La tranquila población de Gastona fue asolada, unos 85 años atrás, por un grupo de “seres sobrenaturales” con veleidades terrenales: hacían desaparecer prendas de vestir y aves de corral. Durante varias jornadas, los pobladores de la localidad cercana a Concepción eran sorprendidos por el accionar de los “fantasmas”.

Según la crónica del 3 de junio de 1930, “no faltó vecino que al levantarse de madrugada se encontró que en el gallinero no estaban completas las aves; al principio creyeron en un voluntario cacareo de rebelión con su consiguiente fuga independizadora”. Pero con el paso de los días se notó que “la actitud gallinesca lograba caracteres de éxodo general, sin llegarse a saber hacia qué punto encaminaban los fugitivos sus bípedas e implumes naturalezas”. Los habitantes comenzaron a ponerse en guardia sin encontrar a los responsables en primera instancia y más aún “las prendas de vestir de los vecinos iniciaron un viaje al éter, evaporándose al menor descuido de sus propietarios”.

Todos alertados, se pusieron a vigilar cada centímetro de la zona. Ante la falta de resultados se dirigieron al comisario Frontini (así, a secas y sin nombre) para buscar una solución.

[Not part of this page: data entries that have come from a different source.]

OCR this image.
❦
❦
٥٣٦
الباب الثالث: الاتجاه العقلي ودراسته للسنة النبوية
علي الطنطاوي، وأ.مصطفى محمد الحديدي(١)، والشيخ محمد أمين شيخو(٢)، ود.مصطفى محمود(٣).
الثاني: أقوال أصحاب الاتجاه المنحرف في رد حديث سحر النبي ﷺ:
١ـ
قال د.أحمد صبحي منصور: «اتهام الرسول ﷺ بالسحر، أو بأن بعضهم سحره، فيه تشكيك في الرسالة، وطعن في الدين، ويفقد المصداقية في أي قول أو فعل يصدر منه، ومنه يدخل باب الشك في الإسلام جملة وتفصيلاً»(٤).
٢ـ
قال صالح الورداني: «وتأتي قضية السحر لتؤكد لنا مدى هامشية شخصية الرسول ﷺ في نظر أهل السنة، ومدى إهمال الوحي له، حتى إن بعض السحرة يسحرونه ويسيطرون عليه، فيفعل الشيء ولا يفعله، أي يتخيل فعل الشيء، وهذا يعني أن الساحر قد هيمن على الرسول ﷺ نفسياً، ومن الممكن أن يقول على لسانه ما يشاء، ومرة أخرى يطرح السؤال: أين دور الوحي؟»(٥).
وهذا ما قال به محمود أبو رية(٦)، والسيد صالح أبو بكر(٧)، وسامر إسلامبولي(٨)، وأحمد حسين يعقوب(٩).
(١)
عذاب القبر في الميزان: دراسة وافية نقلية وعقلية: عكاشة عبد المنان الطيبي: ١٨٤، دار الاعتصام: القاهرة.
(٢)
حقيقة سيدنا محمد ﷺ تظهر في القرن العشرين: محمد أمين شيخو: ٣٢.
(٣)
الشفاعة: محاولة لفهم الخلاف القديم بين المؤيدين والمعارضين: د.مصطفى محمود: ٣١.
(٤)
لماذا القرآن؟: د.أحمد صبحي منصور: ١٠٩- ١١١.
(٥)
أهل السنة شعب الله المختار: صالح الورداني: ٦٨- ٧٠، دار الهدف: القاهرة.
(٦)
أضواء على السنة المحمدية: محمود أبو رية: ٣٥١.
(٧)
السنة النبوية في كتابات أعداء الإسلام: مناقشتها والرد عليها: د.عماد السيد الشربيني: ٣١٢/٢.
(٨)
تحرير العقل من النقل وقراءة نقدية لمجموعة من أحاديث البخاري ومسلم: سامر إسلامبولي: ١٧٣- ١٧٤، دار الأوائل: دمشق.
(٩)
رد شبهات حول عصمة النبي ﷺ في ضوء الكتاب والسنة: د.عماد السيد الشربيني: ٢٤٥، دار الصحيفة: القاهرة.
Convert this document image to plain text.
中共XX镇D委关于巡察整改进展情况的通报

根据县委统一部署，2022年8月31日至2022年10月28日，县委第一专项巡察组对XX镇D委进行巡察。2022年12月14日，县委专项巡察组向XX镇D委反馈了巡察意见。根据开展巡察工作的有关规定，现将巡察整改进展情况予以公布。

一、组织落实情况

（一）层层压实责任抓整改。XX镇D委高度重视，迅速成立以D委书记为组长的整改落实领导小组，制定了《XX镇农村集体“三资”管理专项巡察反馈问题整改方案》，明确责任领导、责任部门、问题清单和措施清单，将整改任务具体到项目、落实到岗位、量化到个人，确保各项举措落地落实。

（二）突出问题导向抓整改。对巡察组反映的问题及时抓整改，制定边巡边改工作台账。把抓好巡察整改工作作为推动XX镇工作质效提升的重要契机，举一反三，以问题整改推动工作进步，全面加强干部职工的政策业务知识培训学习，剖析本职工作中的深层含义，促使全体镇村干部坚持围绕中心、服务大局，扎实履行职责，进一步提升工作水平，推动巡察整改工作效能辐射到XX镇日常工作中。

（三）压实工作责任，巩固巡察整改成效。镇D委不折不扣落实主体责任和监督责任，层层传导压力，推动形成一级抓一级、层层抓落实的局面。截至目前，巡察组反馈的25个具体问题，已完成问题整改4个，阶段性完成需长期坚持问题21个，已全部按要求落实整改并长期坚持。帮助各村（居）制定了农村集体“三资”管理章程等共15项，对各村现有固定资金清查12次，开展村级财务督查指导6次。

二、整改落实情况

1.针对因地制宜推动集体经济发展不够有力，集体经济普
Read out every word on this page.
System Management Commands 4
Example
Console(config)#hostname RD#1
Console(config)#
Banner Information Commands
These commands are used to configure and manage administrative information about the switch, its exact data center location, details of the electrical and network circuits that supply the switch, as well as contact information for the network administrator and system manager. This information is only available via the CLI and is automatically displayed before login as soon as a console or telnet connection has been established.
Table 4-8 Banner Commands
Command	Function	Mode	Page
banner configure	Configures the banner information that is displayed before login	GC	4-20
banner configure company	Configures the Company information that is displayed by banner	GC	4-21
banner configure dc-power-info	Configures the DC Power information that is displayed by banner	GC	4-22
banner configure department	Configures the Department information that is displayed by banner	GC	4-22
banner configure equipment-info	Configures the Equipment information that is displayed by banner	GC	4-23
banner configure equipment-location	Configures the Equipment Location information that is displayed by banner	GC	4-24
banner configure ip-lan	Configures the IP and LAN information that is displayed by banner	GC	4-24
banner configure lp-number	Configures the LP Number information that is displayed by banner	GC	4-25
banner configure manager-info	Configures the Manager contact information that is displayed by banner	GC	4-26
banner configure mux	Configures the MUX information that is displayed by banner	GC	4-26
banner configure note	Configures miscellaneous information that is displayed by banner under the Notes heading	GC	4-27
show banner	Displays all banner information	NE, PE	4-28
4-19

El funcionario no desconfiaba de sus vecinos y les aseguró: “Vean amigazos, esos son los fantasmas”. El espanto se extendió y los rezos crecieron astronómicamente, pero la multitud consultó “por qué quiere el fantasma gallinas y ropa, si no necesita comer ni vestirse”. Pero Frontini no cambió de opinión a pesar de que había enviado policías a investigar los hechos.

La “liga galliófila” -creada por los vecinos- dio algunos resultados: detectó que Jovino Talavera podría tener alguna relación con los fantasmas. No fue atrapado con las manos en la masa, pero sí con algunos elementos desaparecidos. No obstante ello, el comisario mantuvo su posición fantasmal y dejó libre al acusado. Las cosas siguieron desapareciendo y Frontini llegó a realizar reuniones espiritistas para exorcizar el lugar.